Decidi ignorar o que quer que fosse aquela presença e saí da caverna novamente. Cada passo no breu era um lembrete do quão insignificante eu era naquele lugar. Mas também era uma oportunidade de entender o mundo que parecia existir além da caverna.
Caminhando por corredores úmidos e apertados, deparei-me com algo diferente. Um grande salão natural, onde luzes bioluminescentes do teto criavam um espetáculo surreal. Ali, um ecossistema inteiro pulsava com vida.
Vi criaturas herbívoras de tamanhos variados, alimentando-se de musgo luminescente que se agarrava às paredes. Pareciam inofensivas, mas notei como os predadores menores as cercavam, observando seus movimentos com precisão letal. O som de asas batiam no ar; insetos gigantes, com carapaças que brilhavam como metal polido, zumbiam de um lado a outro, colidindo com as estalactites e caindo em armadilhas feitas por pequenos répteis escamados.

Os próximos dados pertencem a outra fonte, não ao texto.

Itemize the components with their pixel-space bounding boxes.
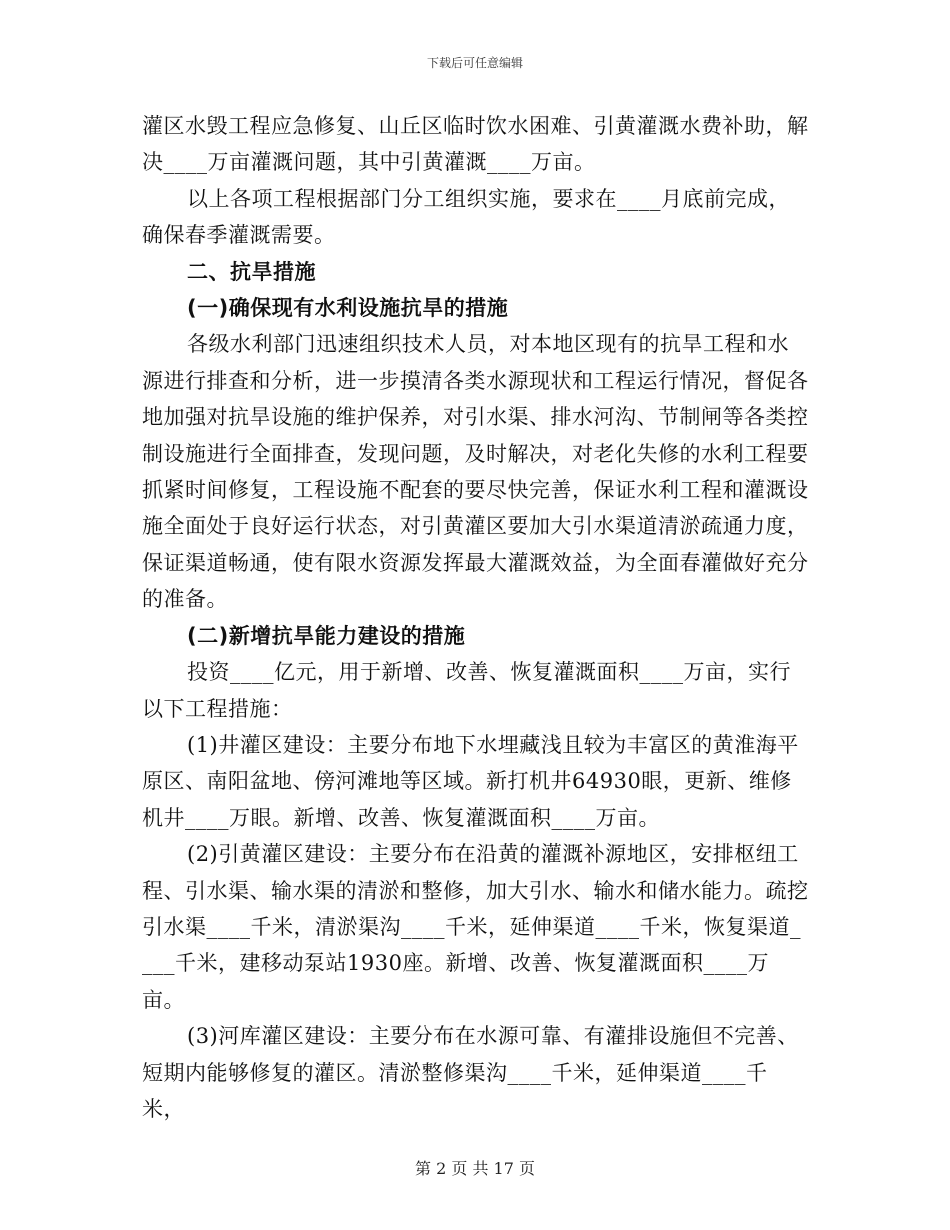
paragraph-reservoir-irrigation: (3)河库灌区建设：主要分布在水源可靠、有灌排设施但不完善、短期内能够修复的灌区。清淤整修渠沟____千米，延伸渠道____千米， bbox=[142, 1024, 799, 1121]
paragraph-investment: 投资____亿元，用于新增、改善、恢复灌溉面积____万亩，实行以下工程措施： bbox=[142, 660, 791, 721]
paragraph-existing-facilities: 各级水利部门迅速组织技术人员，对本地区现有的抗旱工程和水源进行排查和分析，进一步摸清各类水源现状和工程运行情况，督促各地加强对抗旱设施的维护保养，对引水渠、排水河沟、节制闸等各类控制设施进行全面排查，发现问题，及时解决，对老化失修的水利工程要抓紧时间修复，工程设施不配套的要尽快完善，保证水利工程和灌溉设施全面处于良好运行状态，对引黄灌区要加大引水渠道清淤疏通力度，保证渠道畅通，使有限水资源发挥最大灌溉效益，为全面春灌做好充分的准备。 bbox=[142, 332, 809, 612]
paragraph-well-irrigation: (1)井灌区建设：主要分布地下水埋藏浅且较为丰富区的黄淮海平原区、南阳盆地、傍河滩地等区域。新打机井64930眼，更新、维修机井____万眼。新增、改善、恢复灌溉面积____万亩。 bbox=[142, 732, 799, 830]
page-header: 下载后可任意编辑 bbox=[426, 56, 523, 70]
section-heading-drought-measures: 二、抗旱措施 bbox=[187, 259, 316, 284]
subsection-heading-existing-facilities: (一)确保现有水利设施抗旱的措施 bbox=[187, 296, 509, 321]
paragraph-implementation: 以上各项工程根据部门分工组织实施，要求在____月底前完成，确保春季灌溉需要。 bbox=[142, 186, 790, 248]
paragraph-irrigation-repair: 灌区水毁工程应急修复、山丘区临时饮水困难、引黄灌溉水费补助，解决____万亩灌溉问题，其中引黄灌溉____万亩。 bbox=[142, 114, 809, 175]
paragraph-yellow-river-irrigation: (2)引黄灌区建设：主要分布在沿黄的灌溉补源地区，安排枢纽工程、引水渠、输水渠的清淤和整修，加大引水、输水和储水能力。疏挖引水渠____千米，清淤渠沟____千米，延伸渠道____千米，恢复渠道____千米，建移动泵站1930座。新增、改善、恢复灌溉面积____万亩。 bbox=[142, 842, 809, 1012]
page-footer: 第 2 页 共 17 页 bbox=[415, 1159, 535, 1178]
document-body bbox=[142, 108, 810, 1127]
subsection-heading-new-capacity: (二)新增抗旱能力建设的措施 bbox=[187, 623, 466, 648]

No centro daquele salão, uma coisa me chamou a atenção: uma espécie de criatura híbrida, algo que eu jamais vira antes. Ela tinha o corpo de um herbívoro, mas seus olhos carregavam a astúcia de um predador. Era como se o ciclo de vida ali não fosse apenas predador e presa, mas algo mais complexo, mais fluido.
— Está vendo? — a voz ecoou novamente.
— Eles se adaptam. Diferentes espécies, diferentes propósitos. Aqui, não há regras fixas. É sobrevivência acima de tudo. Até mesmo você está se tornando parte disso.
— Não sou como eles. Sou um intruso. Um sobrevivente.
— Um sobrevivente? Olhe de novo. Você não é tão diferente assim. Você caça. Você come. Você luta. Não é isso o que todos eles fazem?
Eu queria contestar, mas as palavras não vieram. De alguma forma, eu sabia que o “Outro” estava certo. Cada dia que passava, cada pedaço da carne nojenta que eu comia, me conectava mais a esse lugar.
Continuei observando.
Havia ali uma ordem, mesmo no caos aparente. O musgo alimentava os herbívoros; os herbívoros eram caçados pelos predadores menores, que por sua vez eram o alimento dos maiores. E então havia os híbridos, espécies que pareciam ter evoluído para ocupar qualquer lacuna naquele ciclo, desafiando as noções que eu entendia como “naturais”.
— É fascinante, não é? — a voz continuou. — Mas também é inevitável. Você está se alimentando deles. O que acha que isso fará com você?
Fitei minhas mãos. Pareciam mais calejadas, mais fortes. Meus sentidos estavam mais aguçados. Era como se o mundo ao meu redor não fosse mais apenas ameaçador; ele agora parecia mais... familiar.
— Eu não vou mudar.
A voz apenas riu novamente, ecoando enquanto eu dava as costas àquele salão. O peso do que eu havia visto parecia esmagador. Eu queria acreditar que ainda era o mesmo homem que entrou naquele lugar. Mas, no fundo, algo em mim sabia a verdade.